COUNTER volunteers spend a lot of time and effort on outreach, but many of those who come along to webinars, respond to surveys, or otherwise engage with COUNTER are drawn from the same relatively small group of people. By collaborating with industry bodies we hope to reach a wider audience, learn from the leadership of those groups, and hopefully bring some influence to bear in developing conversations about usage and impact metrics. 

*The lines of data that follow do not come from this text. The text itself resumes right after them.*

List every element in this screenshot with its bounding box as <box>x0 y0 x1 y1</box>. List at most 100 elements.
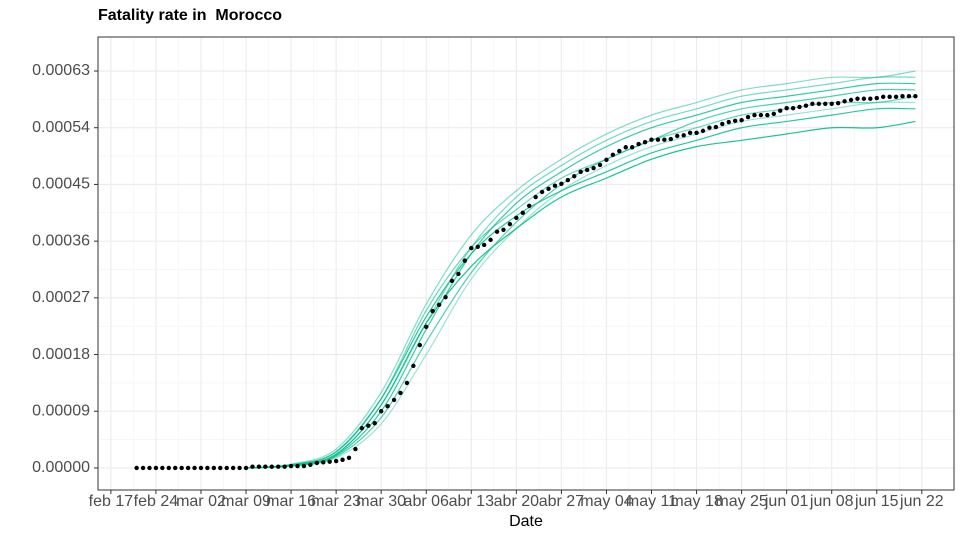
observed-point <box>250 464 255 469</box>
observed-point <box>881 94 886 100</box>
observed-point <box>675 133 680 139</box>
x-tick-label: feb 24 <box>134 493 179 510</box>
observed-point <box>823 101 828 106</box>
observed-point <box>411 363 416 369</box>
observed-point <box>147 465 152 471</box>
observed-point <box>559 181 564 186</box>
x-tick-label: jun 22 <box>899 493 944 510</box>
y-tick-label: 0.00045 <box>32 176 90 193</box>
observed-point <box>848 97 854 103</box>
observed-point <box>868 96 873 101</box>
observed-point <box>430 308 435 314</box>
observed-point <box>417 342 423 348</box>
observed-point <box>449 278 455 284</box>
observed-point <box>591 165 596 171</box>
observed-point <box>469 245 474 251</box>
observed-point <box>887 94 892 100</box>
observed-point <box>507 221 513 227</box>
simulation-line <box>245 70 916 469</box>
simulation-line <box>246 101 916 469</box>
observed-point <box>211 465 217 471</box>
plot-border <box>97 36 955 491</box>
x-tick-label: may 04 <box>580 493 633 510</box>
observed-point <box>153 465 159 471</box>
observed-point <box>546 186 551 192</box>
observed-point <box>906 94 912 99</box>
observed-point <box>436 302 442 307</box>
observed-point <box>514 215 519 221</box>
observed-point <box>205 465 210 471</box>
observed-point <box>391 397 397 403</box>
observed-point <box>900 94 905 99</box>
observed-point <box>160 465 165 471</box>
observed-point <box>649 137 654 142</box>
observed-point <box>797 104 802 110</box>
observed-point <box>295 463 300 469</box>
observed-point <box>855 96 860 101</box>
observed-point <box>520 210 525 215</box>
observed-point <box>778 108 783 113</box>
observed-point <box>623 145 628 150</box>
observed-point <box>565 177 571 183</box>
y-tick-label: 0.00054 <box>32 119 90 136</box>
observed-point <box>179 465 184 471</box>
observed-point <box>301 463 307 469</box>
observed-point <box>642 140 648 145</box>
observed-point <box>732 118 738 123</box>
observed-point <box>539 189 545 195</box>
x-tick-label: abr 27 <box>539 493 584 510</box>
observed-point <box>668 136 674 142</box>
observed-point <box>687 130 693 135</box>
observed-point <box>378 409 384 414</box>
plot-background <box>98 37 954 490</box>
x-tick-label: mar 09 <box>221 493 271 510</box>
observed-point <box>835 100 841 106</box>
observed-point <box>327 459 332 464</box>
observed-point <box>372 421 377 426</box>
observed-point <box>243 465 249 471</box>
observed-point <box>597 162 603 168</box>
observed-point <box>913 94 918 99</box>
simulation-line <box>245 76 916 469</box>
observed-point <box>636 141 641 147</box>
observed-point <box>494 229 500 234</box>
observed-point <box>282 464 287 469</box>
observed-point <box>288 463 294 469</box>
observed-point <box>681 133 686 138</box>
observed-point <box>404 380 410 386</box>
observed-point <box>443 295 448 300</box>
observed-point <box>803 103 809 108</box>
observed-point <box>501 227 506 232</box>
x-tick-label: jun 08 <box>809 493 854 510</box>
observed-point <box>771 111 776 117</box>
x-tick-label: may 11 <box>626 493 677 510</box>
observed-point <box>752 112 757 118</box>
observed-point <box>874 95 879 101</box>
observed-point <box>192 465 197 471</box>
simulation-line <box>245 107 916 469</box>
x-tick-label: abr 06 <box>404 493 449 510</box>
observed-point <box>462 258 468 263</box>
observed-point <box>552 183 558 188</box>
observed-point <box>829 101 834 106</box>
observed-point <box>173 465 178 471</box>
simulation-line <box>246 88 916 469</box>
observed-point <box>604 157 609 163</box>
observed-point <box>185 465 191 471</box>
observed-point <box>629 145 635 150</box>
y-tick-label: 0.00000 <box>32 459 90 476</box>
observed-point <box>655 137 661 142</box>
observed-point <box>488 237 493 243</box>
x-tick-label: may 25 <box>715 493 768 510</box>
y-tick-label: 0.00018 <box>32 346 90 363</box>
observed-point <box>572 174 577 179</box>
observed-point <box>694 130 699 135</box>
observed-point <box>346 455 352 461</box>
observed-point <box>385 404 390 409</box>
observed-point <box>610 152 616 158</box>
observed-point <box>475 244 480 250</box>
observed-point <box>314 460 320 466</box>
observed-point <box>263 464 268 469</box>
y-tick-label: 0.00027 <box>32 289 90 306</box>
x-tick-label: jun 01 <box>764 493 809 510</box>
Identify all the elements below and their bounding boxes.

That collaboration and reach aids in our community engagement initiatives, not just within the library and publisher communities but among the providers of open scholarship services such as data repositories and, through institutions and learned societies, with the researcher community themselves. Publishers have adapted rapidly to serve the growing and changing needs of researchers, funders, and institutions over the last few years. If these groups start to request article level, audited COUNTER metrics – information that publishers already have – I suspect such badging will be quick to arrive. 

Credible

As things stand today, COUNTER is widespread but poorly understood. Alongside work in developing the value of COUNTER, we need to ensure that understanding of the standard is as widespread as possible. In this area, we should again be collaborating with our industry colleagues to determine what education and so forth would be valuable to their members. We should be learning from areas beyond scholarly communication about how best to provide educational content in an engaging, accessible fashion that will help to build trust in COUNTER metrics. 

And of course, we need to carefully consider audits. In 2021 we undertook a deep dive into the audit process with a series of focus groups, and that information is being used to inform development of the upcoming Release 5.1 of the Code of Practice (which will be released for consultation in mid-2022). 

Responsive

The whole COUNTER volunteer community has made significant efforts over the last several years to seek out, consider, and respond to community needs – for example, our recent consultations with publishers and providers about how we could improve the release and audit processes, as well as consultations with librarians about their use of search metrics and with our Open Access Advisory Board about better accommodating OA within the Code of Practice. Our annual member survey equally aims to allow us to respond to members’ needs. However, the development of any standard takes time and in the interim between COP releases the world moves on. 

In many cases, the existing Code of Practice is flexible enough to accommodate those changes and still deliver value – to take one example, our aggregated usage statistics (“The World”) reports have facilitated Open Access reporting since the original Release 5 went live five years ago. Engaging with our community to communicate that flexibility is essential, but we must also understand where the Code’s flexibility falls short. 

One challenge is that COUNTER releases often require providers and publishers to do development work, which may be seen as a chore that could take a back seat to more obviously interesting projects. Which rather brings us back to my first argument: if we can position usage metrics alongside citations and altmetrics as a measure of impact, would publishers, funders, and researchers start to value usage as much as librarians do?